Au foyer La Sagesse, on rencontre plein de monde. Des libanaises mais aussi des françaises venues, comme moi, faire un stage d'été.
Parmi elles se trouve Justine. Elle est doctorante en géographie à Chambéry et fait ses recherches sur la vallée de la Kadisha.
C'est une zone située dans le Nord du Liban, après Tripoli et avant la Bekaa. Cette vallée est entre autres classée au patrimoine mondial de l'UNESCO car c'est le berceau du maronisme et les parois sont constellées de grottes et monastères taillés à même la roche.
Il faut préciser que, la Kadisha, plus qu'une large vallée avec une plaine au milieu comme en France, correspond à une faille rocheuse au milieu de laquelle coule la rivière Kadisha. Au dessus il y a un plateau pelé où sont accrochés de petits villages.
Le village de Bcharré, où habite Justine est au fond de la vallée. C'est le village de Khalil Gibran, poète, peintre et philosophe libanais, célèbre notamment pour son essai : Le Prophète.
Au Liban, quand on a pas de voiture, on prend le bus.
C'est en soi toute une aventure.
Nous avons pris le bus de 19h30 sans imaginer un seul instant que c'était le dernier pour la montagne.
Or TOUS les libanais qui travaillent à Beyrouth en semaine rentrent chez eux le week end, les montagnards n'y font pas exceptions.
Aussi le bus était blindé.
"Blindé" là encore ne recouvre pas le même terme qu'en France. Certes tous les sièges étaient remplis mais au fur et à mesure qu'on avançait, le chauffeur rajoutait du monde. On s'est retrouvé à 5 sur une banquette de 4, des personnes étaient accrochées dehors et la carcasse du véhicule touchait presque le sol.
Mais en fin de compte, quand on laisse nos réflexes sécuritaires européens, de côté et qu'on se laisse bercer par la musique pop arabe à fond ,... ça roule !
Finalement, c'est même plutôt rigolo car ça permet de parler avec des Libanais qui sont toujours très curieux de savoir ce que "nom de nom", on allait bien pouvoir faire dans la Kadisha !
Les choses deviennent moins drôle à partir de la montagne où les petits virages en lacet sont d'autant moins supportables qu'on suffoque à l'intérieur.
Autre petit dérangement; à un moment le bus a légèrement dérapé. Le chauffeur s'arrête immédiatement et sort avec sa lampe.
Innocemment, je pensais qu'on avait crevé ou autre problème mécanique alors je regarde par la fenêtre... Horreur, on avait roulé sur un serpent, pas une petite couleuvre... quelque chose de gris luisant, qui devait initialement faire 1m50 mais qui avait été coupé en deux par le bus et qui bougeait encore...
Ceux qui me connaissent savent que ce genre de vision suffit pour me paralyser pendant une semaine. Je regrettais amèrement d'avoir regardé dehors et restait choquée pour tout le trajet. Moi qui pensais pouvoir faire de grandes balades dans la montagne, voilà que je remettais en cause tous mes plans !

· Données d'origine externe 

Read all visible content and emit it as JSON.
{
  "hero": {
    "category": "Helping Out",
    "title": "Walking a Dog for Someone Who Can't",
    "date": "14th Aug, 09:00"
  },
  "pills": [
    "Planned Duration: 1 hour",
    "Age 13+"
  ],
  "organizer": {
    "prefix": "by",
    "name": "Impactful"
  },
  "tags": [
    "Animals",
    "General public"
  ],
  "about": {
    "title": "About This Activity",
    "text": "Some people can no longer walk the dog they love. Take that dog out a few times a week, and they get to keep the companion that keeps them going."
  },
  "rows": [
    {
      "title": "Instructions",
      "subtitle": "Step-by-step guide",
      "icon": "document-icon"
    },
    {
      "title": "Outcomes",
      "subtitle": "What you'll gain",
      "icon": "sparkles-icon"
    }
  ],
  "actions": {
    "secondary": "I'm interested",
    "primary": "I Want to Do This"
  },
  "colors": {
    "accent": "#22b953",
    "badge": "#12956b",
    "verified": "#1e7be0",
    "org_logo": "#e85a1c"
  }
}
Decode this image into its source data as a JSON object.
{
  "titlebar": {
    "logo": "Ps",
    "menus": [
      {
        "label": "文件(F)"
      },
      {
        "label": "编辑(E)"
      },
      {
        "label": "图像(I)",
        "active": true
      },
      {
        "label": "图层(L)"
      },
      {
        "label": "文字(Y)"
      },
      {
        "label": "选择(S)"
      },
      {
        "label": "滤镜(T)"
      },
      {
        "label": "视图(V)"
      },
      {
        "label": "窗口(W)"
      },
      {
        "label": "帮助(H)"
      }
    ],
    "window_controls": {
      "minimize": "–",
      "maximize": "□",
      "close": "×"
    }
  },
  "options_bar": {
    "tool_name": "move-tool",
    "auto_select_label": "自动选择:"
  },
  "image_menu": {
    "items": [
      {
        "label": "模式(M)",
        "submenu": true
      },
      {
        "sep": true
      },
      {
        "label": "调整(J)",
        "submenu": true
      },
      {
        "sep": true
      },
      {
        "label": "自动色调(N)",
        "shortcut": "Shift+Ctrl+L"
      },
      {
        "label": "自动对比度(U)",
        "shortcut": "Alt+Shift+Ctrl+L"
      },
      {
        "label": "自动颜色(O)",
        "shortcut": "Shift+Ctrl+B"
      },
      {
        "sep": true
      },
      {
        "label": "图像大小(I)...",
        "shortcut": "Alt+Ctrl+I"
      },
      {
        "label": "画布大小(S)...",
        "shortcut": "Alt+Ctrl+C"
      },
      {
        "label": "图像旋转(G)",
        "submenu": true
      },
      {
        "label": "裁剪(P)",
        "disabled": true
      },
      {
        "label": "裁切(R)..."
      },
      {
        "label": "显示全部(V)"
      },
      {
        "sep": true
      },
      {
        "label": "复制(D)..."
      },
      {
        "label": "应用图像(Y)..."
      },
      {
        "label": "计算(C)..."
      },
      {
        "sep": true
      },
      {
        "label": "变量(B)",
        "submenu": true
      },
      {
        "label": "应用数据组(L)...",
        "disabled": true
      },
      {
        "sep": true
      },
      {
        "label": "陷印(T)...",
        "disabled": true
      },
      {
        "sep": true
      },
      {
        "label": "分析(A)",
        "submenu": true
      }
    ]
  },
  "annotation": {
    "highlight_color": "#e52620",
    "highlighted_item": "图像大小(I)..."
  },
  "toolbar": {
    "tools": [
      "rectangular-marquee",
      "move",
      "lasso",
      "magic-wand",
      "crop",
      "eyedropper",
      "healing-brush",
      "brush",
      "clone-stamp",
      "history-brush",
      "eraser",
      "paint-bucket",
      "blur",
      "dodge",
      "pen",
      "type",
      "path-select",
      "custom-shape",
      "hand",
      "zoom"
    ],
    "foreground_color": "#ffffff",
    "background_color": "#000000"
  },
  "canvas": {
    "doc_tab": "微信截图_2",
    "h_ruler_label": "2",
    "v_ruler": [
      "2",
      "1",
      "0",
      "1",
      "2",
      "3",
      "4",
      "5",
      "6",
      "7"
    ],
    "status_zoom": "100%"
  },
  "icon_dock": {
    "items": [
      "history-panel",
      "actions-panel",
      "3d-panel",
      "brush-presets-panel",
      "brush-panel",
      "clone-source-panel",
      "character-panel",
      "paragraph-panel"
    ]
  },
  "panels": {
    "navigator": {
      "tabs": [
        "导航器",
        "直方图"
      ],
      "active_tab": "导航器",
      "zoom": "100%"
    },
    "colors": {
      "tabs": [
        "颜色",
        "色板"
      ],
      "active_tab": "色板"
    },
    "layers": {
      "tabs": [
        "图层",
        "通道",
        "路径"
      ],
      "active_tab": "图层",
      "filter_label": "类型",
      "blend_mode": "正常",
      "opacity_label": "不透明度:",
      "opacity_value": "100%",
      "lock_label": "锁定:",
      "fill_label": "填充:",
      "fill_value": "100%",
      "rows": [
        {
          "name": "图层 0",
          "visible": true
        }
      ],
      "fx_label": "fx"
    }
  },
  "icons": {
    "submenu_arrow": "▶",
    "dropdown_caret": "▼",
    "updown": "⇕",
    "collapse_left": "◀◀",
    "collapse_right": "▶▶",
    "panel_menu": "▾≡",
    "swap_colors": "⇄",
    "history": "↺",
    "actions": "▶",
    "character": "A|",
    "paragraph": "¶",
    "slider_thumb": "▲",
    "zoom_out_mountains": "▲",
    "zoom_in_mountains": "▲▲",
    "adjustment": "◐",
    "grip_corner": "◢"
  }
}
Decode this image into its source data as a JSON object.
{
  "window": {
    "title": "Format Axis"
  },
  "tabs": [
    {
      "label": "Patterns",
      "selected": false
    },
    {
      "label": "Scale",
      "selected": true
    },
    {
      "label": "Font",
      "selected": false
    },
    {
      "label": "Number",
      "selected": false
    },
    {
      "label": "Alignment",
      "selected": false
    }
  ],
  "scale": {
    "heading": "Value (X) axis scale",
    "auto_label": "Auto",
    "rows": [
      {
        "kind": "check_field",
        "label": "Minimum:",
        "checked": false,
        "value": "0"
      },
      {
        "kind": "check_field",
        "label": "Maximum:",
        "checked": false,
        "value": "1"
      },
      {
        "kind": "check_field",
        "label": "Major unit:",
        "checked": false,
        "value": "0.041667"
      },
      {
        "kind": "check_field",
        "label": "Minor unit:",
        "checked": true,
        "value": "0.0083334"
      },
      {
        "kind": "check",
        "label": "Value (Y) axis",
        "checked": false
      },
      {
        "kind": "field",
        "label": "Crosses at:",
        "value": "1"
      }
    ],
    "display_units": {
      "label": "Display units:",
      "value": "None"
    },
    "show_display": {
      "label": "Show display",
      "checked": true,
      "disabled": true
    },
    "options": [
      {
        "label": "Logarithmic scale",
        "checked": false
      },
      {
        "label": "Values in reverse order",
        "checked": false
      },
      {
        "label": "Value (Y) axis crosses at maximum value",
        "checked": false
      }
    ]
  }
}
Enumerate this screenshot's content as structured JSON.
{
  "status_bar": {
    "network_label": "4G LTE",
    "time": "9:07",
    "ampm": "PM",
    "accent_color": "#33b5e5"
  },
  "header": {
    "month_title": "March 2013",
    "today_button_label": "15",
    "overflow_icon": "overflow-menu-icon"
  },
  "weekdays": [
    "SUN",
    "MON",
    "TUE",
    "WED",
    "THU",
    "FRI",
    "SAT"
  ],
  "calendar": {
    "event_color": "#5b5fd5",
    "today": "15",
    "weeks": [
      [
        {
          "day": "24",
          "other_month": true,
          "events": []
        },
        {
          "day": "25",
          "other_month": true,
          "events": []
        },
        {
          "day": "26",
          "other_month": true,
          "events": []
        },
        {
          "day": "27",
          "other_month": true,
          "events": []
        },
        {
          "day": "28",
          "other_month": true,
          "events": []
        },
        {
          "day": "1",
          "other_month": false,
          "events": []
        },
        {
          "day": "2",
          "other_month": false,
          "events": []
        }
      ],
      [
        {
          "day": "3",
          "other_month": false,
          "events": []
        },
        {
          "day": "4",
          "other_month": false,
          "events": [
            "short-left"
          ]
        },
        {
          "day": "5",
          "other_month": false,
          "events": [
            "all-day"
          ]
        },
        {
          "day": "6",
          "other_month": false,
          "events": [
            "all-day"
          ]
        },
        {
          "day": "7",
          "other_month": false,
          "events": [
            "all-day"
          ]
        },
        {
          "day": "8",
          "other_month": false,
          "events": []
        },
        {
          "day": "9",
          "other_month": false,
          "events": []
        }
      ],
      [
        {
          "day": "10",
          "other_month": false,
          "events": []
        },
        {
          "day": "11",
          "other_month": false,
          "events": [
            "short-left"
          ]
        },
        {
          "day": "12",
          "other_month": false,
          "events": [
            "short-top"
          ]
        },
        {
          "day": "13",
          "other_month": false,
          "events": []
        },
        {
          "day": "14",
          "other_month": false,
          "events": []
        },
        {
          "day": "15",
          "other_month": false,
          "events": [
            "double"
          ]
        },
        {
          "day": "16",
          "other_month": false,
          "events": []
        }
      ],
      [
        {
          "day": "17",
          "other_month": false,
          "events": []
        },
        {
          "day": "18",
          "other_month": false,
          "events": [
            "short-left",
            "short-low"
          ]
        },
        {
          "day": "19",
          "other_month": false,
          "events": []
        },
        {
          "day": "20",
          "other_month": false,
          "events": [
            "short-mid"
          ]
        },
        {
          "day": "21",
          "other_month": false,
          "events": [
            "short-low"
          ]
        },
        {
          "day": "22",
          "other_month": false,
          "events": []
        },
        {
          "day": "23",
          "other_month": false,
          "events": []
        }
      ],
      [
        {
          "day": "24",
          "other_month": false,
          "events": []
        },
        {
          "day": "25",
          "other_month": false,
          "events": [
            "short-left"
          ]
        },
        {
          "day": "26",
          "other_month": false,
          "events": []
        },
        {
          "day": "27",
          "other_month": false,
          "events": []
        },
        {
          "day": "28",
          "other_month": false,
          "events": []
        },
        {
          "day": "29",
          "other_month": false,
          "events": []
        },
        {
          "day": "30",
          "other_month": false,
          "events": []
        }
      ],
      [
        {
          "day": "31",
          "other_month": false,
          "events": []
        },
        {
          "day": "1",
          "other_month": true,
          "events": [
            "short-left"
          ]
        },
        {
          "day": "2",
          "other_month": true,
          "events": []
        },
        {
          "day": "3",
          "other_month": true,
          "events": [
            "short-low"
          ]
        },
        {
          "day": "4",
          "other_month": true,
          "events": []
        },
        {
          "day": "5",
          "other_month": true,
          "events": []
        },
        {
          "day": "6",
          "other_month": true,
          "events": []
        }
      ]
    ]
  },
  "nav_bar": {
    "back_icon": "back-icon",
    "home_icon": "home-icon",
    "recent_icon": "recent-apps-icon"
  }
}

Justine a un appartement avec une vue superbe, on voie tout le flanc sud de la Kadisha et la lumière est magique. Se lever avec ces images, après une bonne nuit de sommeil, car il fait frais, il n'y a pas de bruit et pas de pollution, est très agréable.
Mais Justine travaille principalement le week end car elle a alors à disposition un guide pour l'accompagner et traduire les entretiens avec les bergers et moines. Donc elle est partie en expédition pendant qu'on profitait du week end, de la vue et du village.
Aussi on a visité le musée Khalil Gibran, qui comprend un grand nombre de ses peintures et quelques objets lui appartenant.
Le lendemain, les filles ont réussi à me convaincre qu'il serait vraiment dommage de ne pas aller marcher dans la Kadisha. Et c'est vrai que ça aurait été une perte. La lumière qui est diffusée dans cette vallée rocheuse mais recouverte de végétation, est sublime. De plus on a visité des monastères, on s'est entretenu avec un prêtre, on a bien rigolé et on a beaucoup parlé.
Elles ont même réussi à me faire monter à une petite grotte perchée en haut d'un sentier escarpé afin de déjeuner à l'ombre et avec une vue magnifique.
La montagne libanaise est vraiment belle. On a bien profité de ce petit week end et le retour à Beyrouth dans la chaleur et la pollution est un peu difficile.
Mais la semaine qui s'annonce va être aussi pleine de rebondissement et je suis pressée de voir ce que ça va donner.